Jhumpa Lahiri won the Pulitzer Prize for her heart-wrenching stories in the collection Interpreter of Maladies. She followed that with the lovely novel The Namesake and more quietly devastating stories in Unaccustomed Earth.
In The Namesake I saw a lot of similarities between the life of Lahiri's protagonist Gogol and your story.
Like you, Gogol was often embarrassed by his family, his culture. But like you he also came around to accepting himself, his ethnic identity, his culture and saw his destiny in America, his country.
America accepted Gogol just as America has totally accepted you.
Mira Nair brought The Namesake to life in the lovely 2006 film. And earlier, in 1991, Nair looked at race, class and other issues that revolved around another segment of the Indian Diaspora -- refugees from Idi Amin's Uganda -- through Mississippi Masala.
There were filmmakers such as Ismail Merchant and his partner James Ivory who brought stories of India to audiences in America.
Actor and cookbook writer Madhur Jaffrey shared the moods, emotions and tastes of India in her acting and recipes, but they were a bit gentler in introducing India to Americans.
Across the pond in the small country called England, Hanif Kureishi wrote about other desi folks -- from Pakistan in his screenplays My Beautiful Laundrette and Sammy and Rosie Get Laid, and in his novels The Black Album and The Buddha of Suburbia.
Kureshi's narrative was angrier, he wanted to shake up the system and say out loudly to the Brits 'Look at us. We are brown and we are here.'
Even Salman Rushdie's Satanic Verses gave readers a taste of the United Kingdom's brown immigrants.
Filmmaker Gurinder Chadha also weaved stories around London's desi community in films such as Bhaji on the Beach and later Bend It Like Beckham.
Now in the US, another generation of brown people, including some who are your peers -- actors, writers, painters, musicians, hip hop artists, dancers, filmmakers, chefs and journalists are telling the India story in different colours, shapes and forms.
I am thankful to each of them for explaining India and Indian Americans to America.
To you, I will always be grateful for speaking your mind and touching upon such important issues without being preachy and definitely entertaining everyone along the way.
That you also made me cry is a bonus point in your favour.
And I am thrilled that in 2017 a company like Netflix -- presumably because it makes good business sense, is not hiding us brown people in the background.
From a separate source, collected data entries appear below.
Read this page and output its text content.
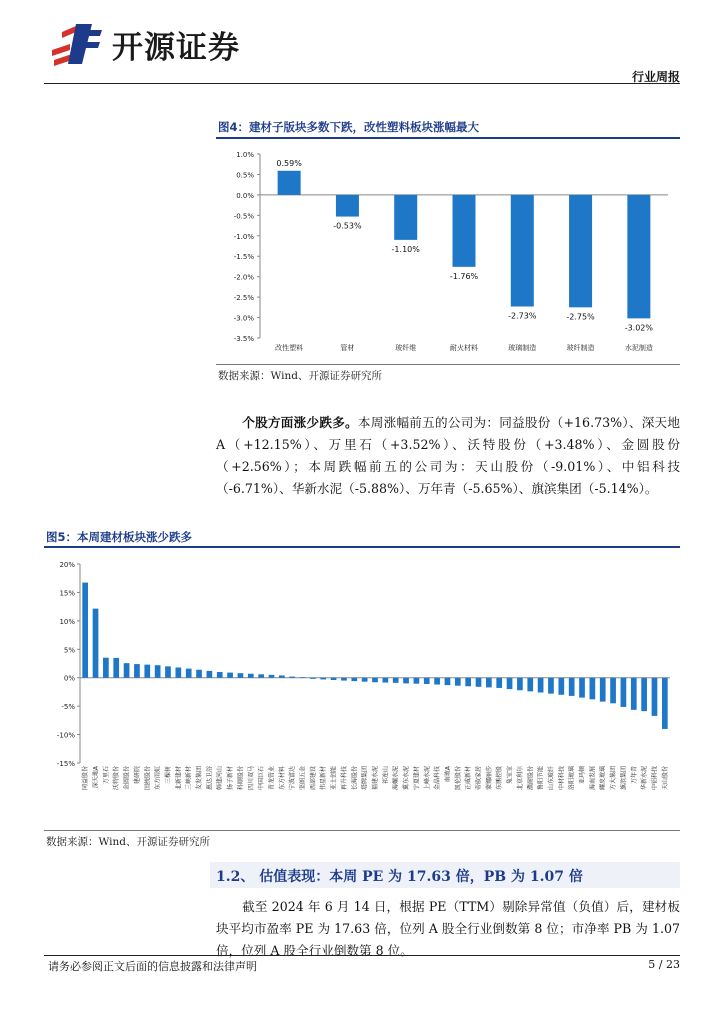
开源证券
行业周报
图4：建材子版块多数下跌，改性塑料板块涨幅最大
1.0%
0.5%
0.0%
-0.5%
-1.0%
-1.5%
-2.0%
-2.5%
-3.0%
-3.5%
0.59%
改性塑料
-0.53%
管材
-1.10%
玻纤维
-1.76%
耐火材料
-2.73%
玻璃制造
-2.75%
玻纤制造
-3.02%
水泥制造
数据来源：Wind、开源证券研究所
个股方面涨少跌多。本周涨幅前五的公司为：同益股份（+16.73%）、深天地 A（+12.15%）、万里石（+3.52%）、沃特股份（+3.48%）、金圆股份（+2.56%）；本周跌幅前五的公司为：天山股份（-9.01%）、中铝科技（-6.71%）、华新水泥（-5.88%）、万年青（-5.65%）、旗滨集团（-5.14%）。
图5：本周建材板块涨少跌多
20%
15%
10%
5%
0%
-5%
-10%
-15%
同益股份 深天地A 万里石 沃特股份 金圆股份 建研院 国统股份 东方雨虹 三棵树 北新建材 三峡新材 友发集团 惠达卫浴 韩建河山 扬子新材 科顺股份 四川双马 中国巨石 青龙管业 东方材料 宁波富达 坚朗五金 西部建设 伟星新材 亚士创能 再升科技 长海股份 塔牌集团 福建水泥 祁连山 海螺水泥 冀东水泥 宁夏建材 上峰水泥 金晶科技 南玻A 凯伦股份 正威新材 帝欧家居 蒙娜丽莎 东鹏控股 兔宝宝 北京利尔 濮耐股份 鲁阳节能 山东玻纤 中材科技 洛阳玻璃 亚玛顿 海南发展 耀皮玻璃 方大集团 旗滨集团 万年青 华新水泥 中铝科技 天山股份
数据来源：Wind、开源证券研究所
1.2、 估值表现：本周 PE 为 17.63 倍，PB 为 1.07 倍
截至 2024 年 6 月 14 日，根据 PE（TTM）剔除异常值（负值）后，建材板块平均市盈率 PE 为 17.63 倍，位列 A 股全行业倒数第 8 位；市净率 PB 为 1.07 倍，位列 A 股全行业倒数第 8 位。
请务必参阅正文后面的信息披露和法律声明	5 / 23
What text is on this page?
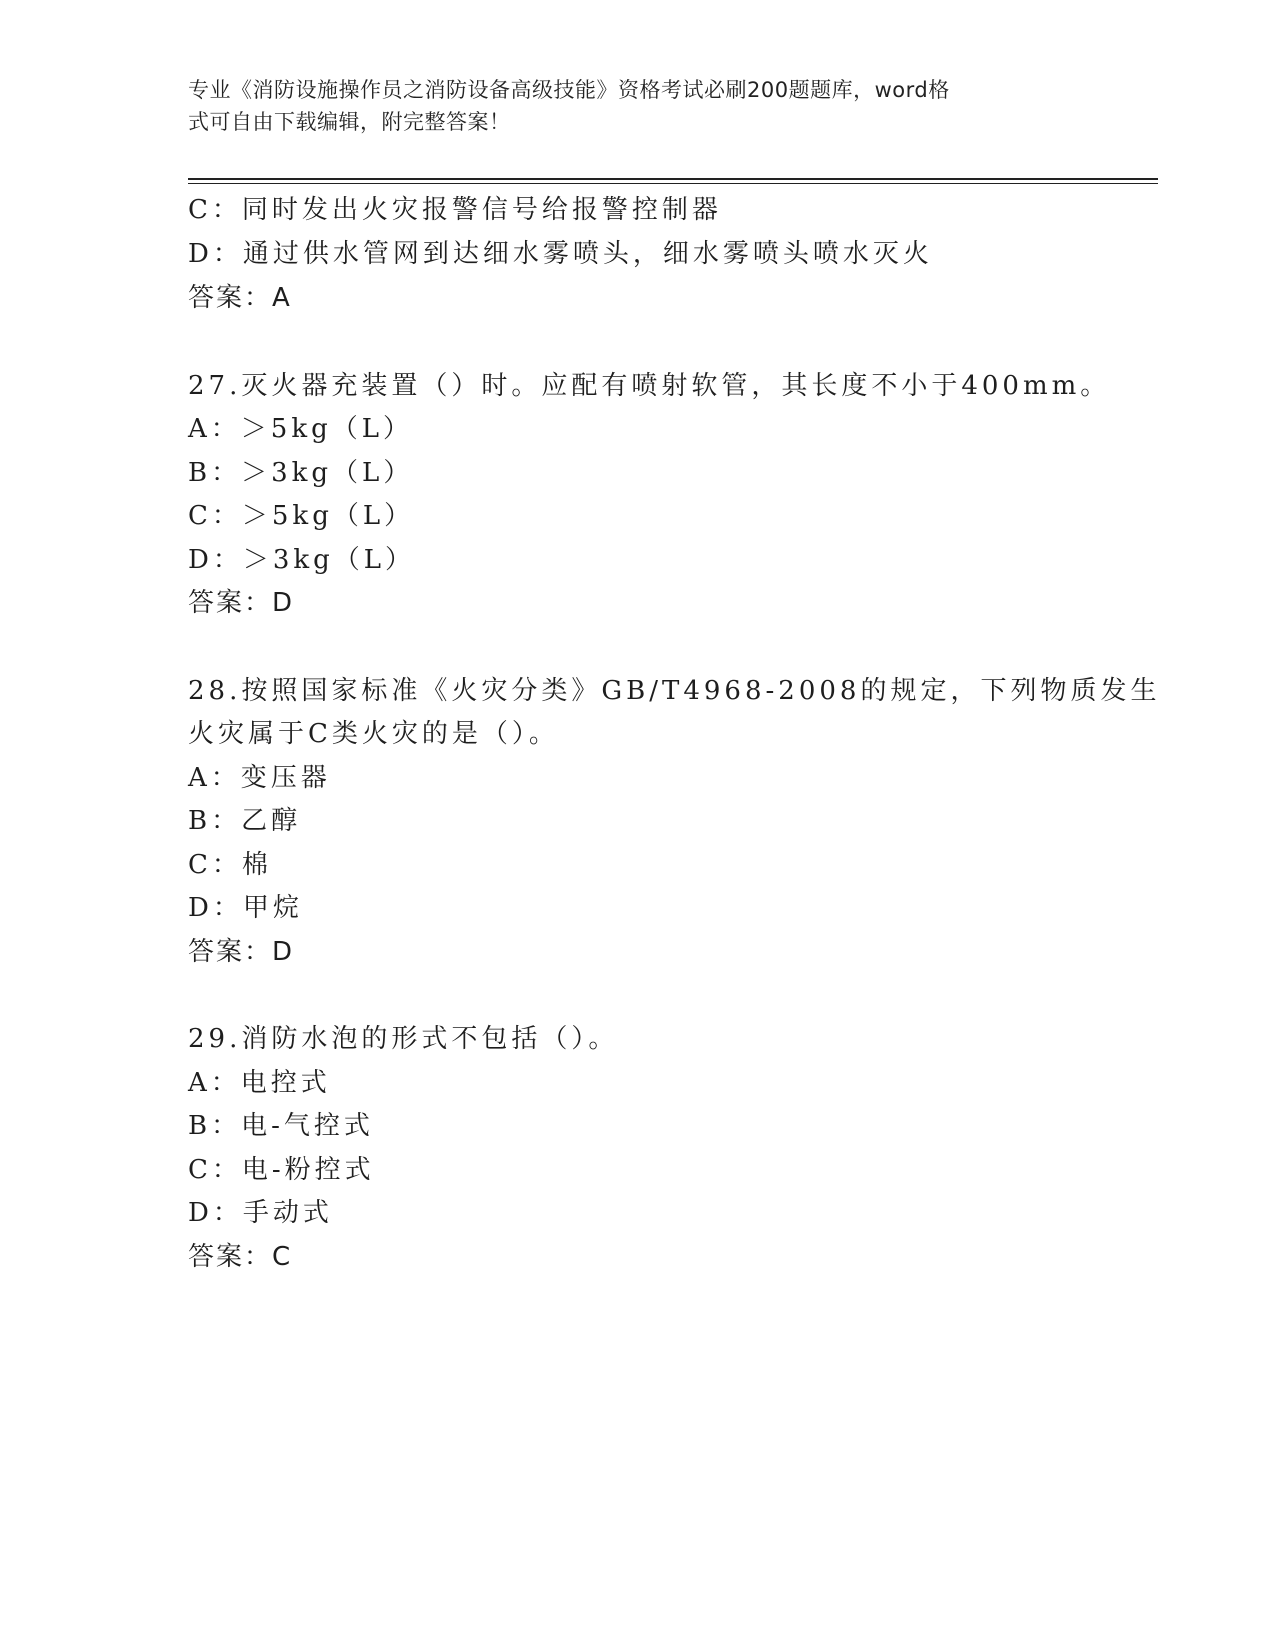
专业《消防设施操作员之消防设备高级技能》资格考试必刷200题题库，word格
式可自由下载编辑，附完整答案！
C：同时发出火灾报警信号给报警控制器
D：通过供水管网到达细水雾喷头，细水雾喷头喷水灭火
答案：A
27.灭火器充装置（）时。应配有喷射软管，其长度不小于400mm。
A：＞5kg（L）
B：＞3kg（L）
C：＞5kg（L）
D：＞3kg（L）
答案：D
28.按照国家标准《火灾分类》GB/T4968-2008的规定，下列物质发生
火灾属于C类火灾的是（）。
A：变压器
B：乙醇
C：棉
D：甲烷
答案：D
29.消防水泡的形式不包括（）。
A：电控式
B：电-气控式
C：电-粉控式
D：手动式
答案：C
At the start of the show, I was like the uncle in the theatre who looked glum.
Stand-up comedy really has to surprise me. Laughing for no purpose because the man or woman on the stage is narrating jokes is not my idea of a fun evening.
But you knew your game.
You spoke in Hindi again and again and you were not embarrassed.
You spoke in your parents' voices.
You referred to Kabhi Khushi Khabhie Gham (and danced to a song from Kuch Kuch Hota Hai at your wedding -- how cool you are, dude!) and all the other pop cultural elements of your times.
Plus, I loved that dig at M Night Shyamalan.
You are nearly half my age, but you were more honest in the 70-minute show than I have been in my 36 years in America. I learned a lot from you.
You made me laugh at myself and the Indian-American experiences across the decades. But more important you made me realise that I have nothing to apologize about.
It is okay to be brown.
Like you I have met many bigots, some who may appear different as they smile. And it is hard to encounter a racist person, whether you meet them as a child, a teenager or as an adult, such as in my case.
In fact, you made me realise that it is great to be brown, even if we are currently living under Donald Trump's false definition of America.
The idea of America is far greater than Trump and all the bigots we have met in our lives, and eventually all will be good.
For all of that, thank you Hasan and congratulations for your show.